Even after more than three decades, the death toll of the Chernobyl nuclear disaster is still wildly disputed.
According to Newsweek, the wafting clouds of radioactive material over Ukraine, Belarus, and even as far as Sweden, killed 4,000 people. That’s what U.N. agencies found, at least. Others estimate deaths in the hundreds of thousands.
Despite the fact that a universally agreed upon figure is nonexistent, Chernobyl was one of the most historic disasters of the 20th century.
The trouble started when the facility’s RBMK Reactor No. 4 experienced an unexpected surge of power, exploded, and blew the roof off. The open-air graphite fires weren’t extinguished for nearly two weeks, causing plumes and plumes of deadly radiation to float over and settle on vast territories of Russian and Eastern European land. To this day, children in the region are born with birth defects.
Before the long-term effects became clear, however, boots on the ground — loyal to the Soviet leadership ordering them to do their jobs — were the first to respond to the disaster. Most emergency responders, however, were unaware of the true risks.

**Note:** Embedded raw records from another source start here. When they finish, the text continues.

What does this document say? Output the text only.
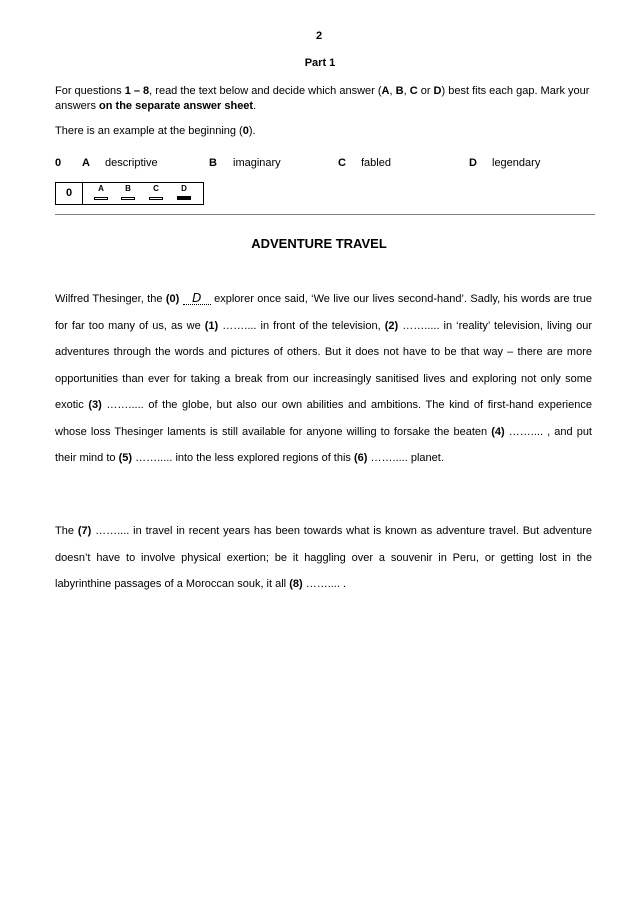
2
Part 1
For questions 1 – 8, read the text below and decide which answer (A, B, C or D) best fits each gap. Mark your answers on the separate answer sheet.
There is an example at the beginning (0).
0 A descriptive	B imaginary	C fabled	D legendary
0	A	B	C	D
ADVENTURE TRAVEL
Wilfred Thesinger, the (0) D explorer once said, ‘We live our lives second-hand’. Sadly, his words are true for far too many of us, as we (1) …….... in front of the television, (2) ……..... in ‘reality’ television, living our adventures through the words and pictures of others. But it does not have to be that way – there are more opportunities than ever for taking a break from our increasingly sanitised lives and exploring not only some exotic (3) ……..... of the globe, but also our own abilities and ambitions. The kind of first-hand experience whose loss Thesinger laments is still available for anyone willing to forsake the beaten (4) …….... , and put their mind to (5) ……..... into the less explored regions of this (6) ……..... planet.
The (7) …….... in travel in recent years has been towards what is known as adventure travel. But adventure doesn’t have to involve physical exertion; be it haggling over a souvenir in Peru, or getting lost in the labyrinthine passages of a Moroccan souk, it all (8) …….... .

Among the brave souls on the scene was Vasily Ignatenko, a firefighter responding to a seemingly standard blaze at the Chernobyl plant. He died due to radiation exposure less than three weeks later — but his historic contributions helped stop the crisis from becoming even worse.
The Chernobyl Meltdown Of April 26, 1986
The Chernobyl Nuclear Power Station took its name from a medieval town nine miles away. The first reactor was completed in 1977 and the whole town of Pripyat was developed around the site. Workers and their families settled there while the USSR envisioned the city as a model for its atomic future. Then, in 1986, disaster struck.